Judge denies new sentencing for Snyder
LOCK HAVEN — Clinton County Judge Michael Salisbury rejected arguments Monday asking for a new sentence for William J. “B.J.” Snyder.
The petition for reconsideration was submitted on behalf of Snyder by local attorney David Lindsay.
“Petition denied,” Judge Salisbury said at the conclusion of Monday’s hearing.
Snyder had asked for a second look at his at least 20-year sentence in a state prison for killing his wife.
Snyder’s sentence of 20 years and one month to 42 years in prison was handed down by that same Judge Salisbury on Oct. 7.
Lindsay relied on the written petition rather than revisiting the points he made during sentencing. Likewise, Deputy Attorney General Michele L. Kluk said the arguments made at sentencing would suffice.
In a brief hearing, Judge Salisbury revisited many of the points he made the testimony offered at the sentencing hearing, which featured extensive testimony of many family members who spoke about the impact of the loss of Kelley Jo Snyder since her killing on Easter Sunday 2015.
In legal documents, Snyder’s lawyer, David I. Lindsay, claimed in his motion for reconsideration that the judge abused his discretion by ordering consecutive sentences for third-degree murder and abuse of corpse convictions.
Lindsey said the court improperly ignored Snyder’s expression of extreme remorse, his acceptance of responsibility and his understanding of how his mental health altered his judgment.
“I don’t believe you have extreme remorse,” Judge Salisbury said.
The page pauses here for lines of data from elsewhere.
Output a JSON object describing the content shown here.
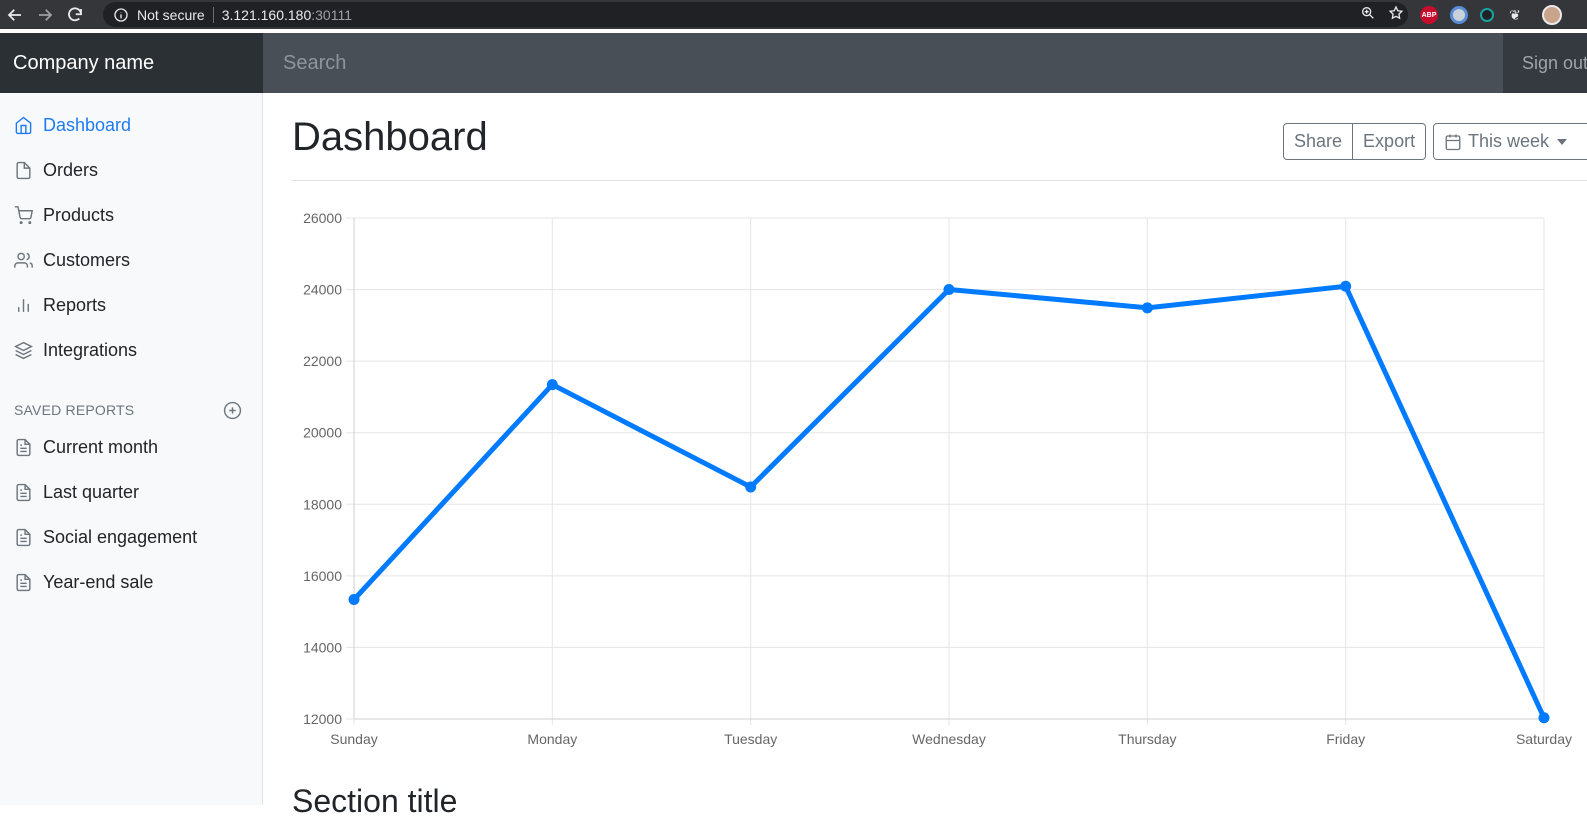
{
  "browser": {
    "security_label": "Not secure",
    "url_host": "3.121.160.180",
    "url_port": ":30111"
  },
  "app": {
    "brand": "Company name",
    "search_placeholder": "Search",
    "signout_label": "Sign out"
  },
  "sidebar": {
    "items": [
      {
        "label": "Dashboard",
        "icon": "home-icon",
        "active": true
      },
      {
        "label": "Orders",
        "icon": "file-icon"
      },
      {
        "label": "Products",
        "icon": "shopping-cart-icon"
      },
      {
        "label": "Customers",
        "icon": "users-icon"
      },
      {
        "label": "Reports",
        "icon": "bar-chart-icon"
      },
      {
        "label": "Integrations",
        "icon": "layers-icon"
      }
    ],
    "saved_heading": "Saved reports",
    "saved_items": [
      {
        "label": "Current month",
        "icon": "file-text-icon"
      },
      {
        "label": "Last quarter",
        "icon": "file-text-icon"
      },
      {
        "label": "Social engagement",
        "icon": "file-text-icon"
      },
      {
        "label": "Year-end sale",
        "icon": "file-text-icon"
      }
    ]
  },
  "main": {
    "title": "Dashboard",
    "share_label": "Share",
    "export_label": "Export",
    "period_label": "This week",
    "section_title": "Section title"
  },
  "colors": {
    "accent": "#007bff",
    "navbar": "#343a40"
  },
  "chart_data": {
    "type": "line",
    "categories": [
      "Sunday",
      "Monday",
      "Tuesday",
      "Wednesday",
      "Thursday",
      "Friday",
      "Saturday"
    ],
    "values": [
      15339,
      21345,
      18483,
      24003,
      23489,
      24092,
      12034
    ],
    "ylim": [
      12000,
      26000
    ],
    "yticks": [
      12000,
      14000,
      16000,
      18000,
      20000,
      22000,
      24000,
      26000
    ],
    "grid": true,
    "legend": "none"
  }
}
From strangling his spouse while his children were about, to making up a kidnapping to hide his crime, to fleeing the area, Snyder’s actions spoke loudly against any claims of remorse, which appeared to arrive only after the defendant faced a severe penalty, the judge said.
If Snyder had called 911 immediately, Judge Salisbury said, it might have been a different story, but “sentencing day remorse” has little impact on any penalty.
The defendant’s claims of rehabilitative needs, in light of his continuing issue with anger and failure to seek help, also fell on deaf ears.
Lindsay also contended that Judge Salisbury failed to consider the effect the minimum term of 20 years, 1 month, will have upon Snyder’s children.
Snyder’s claims that his sentence would deprive his children? Judge Salisbury found the claim “disgusting.”
“You essentially orphaned these children,” Judge Salisbury said.
He also said these and other issues could be raised in a higher court within 30 days of yesterday’s decision.